Six-transmembrane epithelial antigen of the postate (STREAP): a potential target of immunotherapy of prostate cancer.

Immunotherapy has been proposed as a complementary or alternative therapy for the treatment of advanced prostate cancer (PC), one of the leading causes of tumor-related mortality in men. From different approaches that have been tested in recent years, it is now becoming more evident that the choice of the appropriate antigen to target is crucial for the best outcome. Generally tumor-associated antigens (TAAs) undergo peripheral tolerance during tumor progression, which dampens the efficacy of vaccination protocols.

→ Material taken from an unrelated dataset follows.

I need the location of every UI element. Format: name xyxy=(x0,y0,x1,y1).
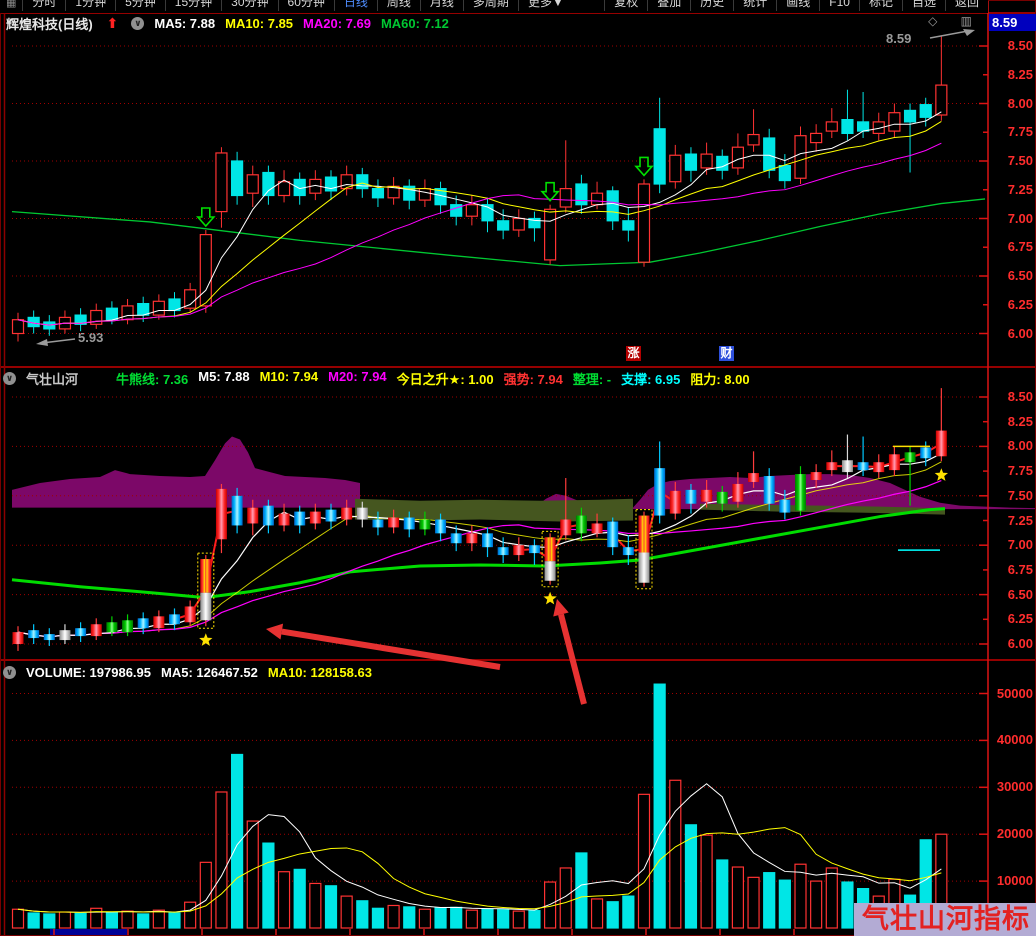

It can be hypothesized that the kinetic and depth of immune tolerance varies depending on the timing and relative expression of the TAA. These differences may represent a key for successful immunotherapy approaches even in patients with advanced disease. Aim of my thesis was to investigate the dynamics of CD8+ T cells specific for normal tissue antigens over-expressed during the spontaneous tumor development and progression in the transgenic adenocarcinoma of the mouse prostate (TRAMP) mice, a primary model of human PC. We have found that Prostate Stem Cell Antigen (PSCA) and Six-Transmembrane Epithelial Antigen of the Prostate (STEAP), two well known PC-associated antigens, behave differently in term of immunological response when compared with the transgenic Tag IV antigen, which drives oncogenesis in TRAMP mice. While a dendritic cells (DC)-based immunization was able to elicit measurable immune responses for all three antigens in young males affected by mouse prostate intraepithelial neoplasia (mPIN), aged mice affected by PC progressively lost immunity against Tag IV and in part for PSCA, but not against STEAP. The findings correlated with the amount of antigens expressed in the prostate, therefore suggesting that tolerance against this type of TAA follows the same rule of that induced for tissue-associated antigens in peripheral tissues: the more the antigen is expressed the more tolerance is profound. Finally, a combined therapy of allotransplantation and DC-STEAP vaccination effectively reduced tumor burden in TRAMP mice, underlying how this therapeutic strategy when targeted to a reliable antigen is able to restore cancer immunosurveillance.